С Дашей все эти два года шли судебные разбирательства. Настолько выматывающие, настолько удушающие, что все уже от этого устали. Во время всего этого пока было непонятно, с кем в итоге останется Маша и будет ли у них совместная с Дарьей опекой над дочерью— Маша ездила к матери. Только почему-то через год её желание туда ездить как-то совсем поутихло. А буквально недавно произошло неприятное событие— Даша на машине отца влетела в ограждение, снеся их к чёртовой матери. В принципе, как и всю морду машины. Позже оказалось, что она была в состоянии алкогольного опьянения и здесь Родиона переклинило. Он напрочь отказывался слушать голос разума и давил на то, что никакой совместной опеки по определению быть не может, потому что в этой машине могла находиться дочь. И Маша почему-то сейчас сама все реже и реже просилась к маме. Пожимала плечами, отводила глазки и не отвечала на вопрос:” а почему? Тебя там обижают или как? “ И за счёт этого Родион использовал ситуацию по максимуму. Он как будто бы нежеланием Маши видеться с матерью, получил зелёный свет.

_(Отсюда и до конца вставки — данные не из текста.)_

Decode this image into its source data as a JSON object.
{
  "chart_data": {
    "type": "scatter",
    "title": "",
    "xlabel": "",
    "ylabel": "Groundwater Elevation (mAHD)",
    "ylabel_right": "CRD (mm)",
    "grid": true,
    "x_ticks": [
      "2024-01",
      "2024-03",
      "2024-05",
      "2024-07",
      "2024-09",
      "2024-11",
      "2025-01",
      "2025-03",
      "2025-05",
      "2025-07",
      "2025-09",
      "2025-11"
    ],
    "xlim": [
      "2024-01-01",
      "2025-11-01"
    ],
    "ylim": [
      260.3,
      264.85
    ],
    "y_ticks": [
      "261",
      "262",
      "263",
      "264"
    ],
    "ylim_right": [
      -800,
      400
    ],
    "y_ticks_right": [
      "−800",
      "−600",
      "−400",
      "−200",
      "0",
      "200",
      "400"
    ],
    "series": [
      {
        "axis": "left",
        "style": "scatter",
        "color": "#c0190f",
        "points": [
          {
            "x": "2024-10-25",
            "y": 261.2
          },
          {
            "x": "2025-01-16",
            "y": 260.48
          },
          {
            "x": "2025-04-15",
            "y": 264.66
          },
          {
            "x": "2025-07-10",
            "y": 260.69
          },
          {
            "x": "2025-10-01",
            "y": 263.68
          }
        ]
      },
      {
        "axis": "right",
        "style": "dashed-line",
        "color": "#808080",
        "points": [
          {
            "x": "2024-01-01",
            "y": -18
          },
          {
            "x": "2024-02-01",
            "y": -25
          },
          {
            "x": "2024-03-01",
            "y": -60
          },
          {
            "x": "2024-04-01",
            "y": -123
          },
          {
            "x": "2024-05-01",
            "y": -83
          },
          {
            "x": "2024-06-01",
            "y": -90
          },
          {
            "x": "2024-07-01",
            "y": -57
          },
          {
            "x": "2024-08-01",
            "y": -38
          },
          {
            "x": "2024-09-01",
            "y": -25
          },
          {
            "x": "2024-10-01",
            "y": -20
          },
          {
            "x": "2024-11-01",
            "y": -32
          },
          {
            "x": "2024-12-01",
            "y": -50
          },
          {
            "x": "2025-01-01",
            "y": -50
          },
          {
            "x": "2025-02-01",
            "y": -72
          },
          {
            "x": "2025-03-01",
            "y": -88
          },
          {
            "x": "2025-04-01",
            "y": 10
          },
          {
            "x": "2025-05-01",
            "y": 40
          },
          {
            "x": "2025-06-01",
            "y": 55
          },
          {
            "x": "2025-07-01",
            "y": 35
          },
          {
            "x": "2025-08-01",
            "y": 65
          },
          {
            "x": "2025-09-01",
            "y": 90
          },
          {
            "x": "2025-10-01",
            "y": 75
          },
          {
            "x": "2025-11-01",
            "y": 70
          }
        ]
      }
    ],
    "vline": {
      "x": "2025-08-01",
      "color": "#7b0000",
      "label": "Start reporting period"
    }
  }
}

Да и плюс няня была хорошая. Кира чуть младше Родиона. Девушка, приехавшая поступать и поступившая в институт, но поскольку никаких возможностей для того, чтобы не жить в общежитии у неё не было, она вышла на работу с проживанием. И что-то мне казалось, что Родион на неё смотрит не как на няню. Сам же Родион, когда я задала этот вопрос, нахмурившись, бросил, что я слишком эмоциональная.
За эти два года он тоже изменился. Я бы хотела сказать, что Родион повзрослел. Но Родион— постарел. Бешеный блеск, искры в глазах исчезли. Появился лютый холод. Первый раз я подошла к Адаму и дрожащим голосом спросила:
— Что ты с ним делаешь?
— Я ничего с ним не делаю. — Спокойно ответил бывший муж. — Это с ним жизнь делает. Он взрослеет.
— Он стареет.
— Нет. Он становится мужчиной. Заматеревшим, опасным мужчиной.
Я не знала, как на это реагировать, но с каждым годом Родион все сильнее и сильнее становился похожим на Адама. Причём у Адама было какое-то своеобразное чувство меры. Родион же все чаще и чаще даже на таких совместных семейных посиделках был хмурым, как гроза и только когда смотрел на дочь, либо на свою няню— во взгляде что-то светлело. Я не знала пока, что именно. Поэтому просто наблюдала, не желая и не имея права лезть.
В то время как Назар…
С Назаром все было тяжело. Ему самому было тяжело. И Софии было тяжело. Наверное, поэтому они не развелись. И это страшно, что настолько сильно жизнь всех переломала, перетрясла, что единственное, что оставалось всем— держаться друг за дружку.
София с Назаром держались и казалось, становились сильнее вместе. Назар прикрыл все свои стартапы. Вышел на удалённую должность к Адаму.
Почему?
Потому что после Израиля он не хотел выходить на работу и отсутствовать в жизни Софии и Кирилла. Я смотрела, как он с трепетом и затаённым страхом учится обращаться с малышом, а сейчас я смотрела, как он с какой-то гордостью и необъятным счастьем кружит сына на руках. И Кирилл смеялся. Просто не говорил.
— Мама. — подлетел Миша, врезаясь мне в ноги. — Мама.
Он протянул самосвал, на котором не хватало одного колеса. Я присела на корточки, погладила сына по голове и вздохнула.
— А папа, что сказал?
Миша развёл ручки в стороны и пожал плечиками.
— Маме дай.
Я вздохнула.
Сегодня был один из тех выходных, когда вся семья была в сборе. Все приехали. И поэтому дети развлекались, как могли. Ведь на заднем дворе было все оборудовано исключительно для детей. Адам как будто бы показывал, что теперь есть какая-то целостность и понимание.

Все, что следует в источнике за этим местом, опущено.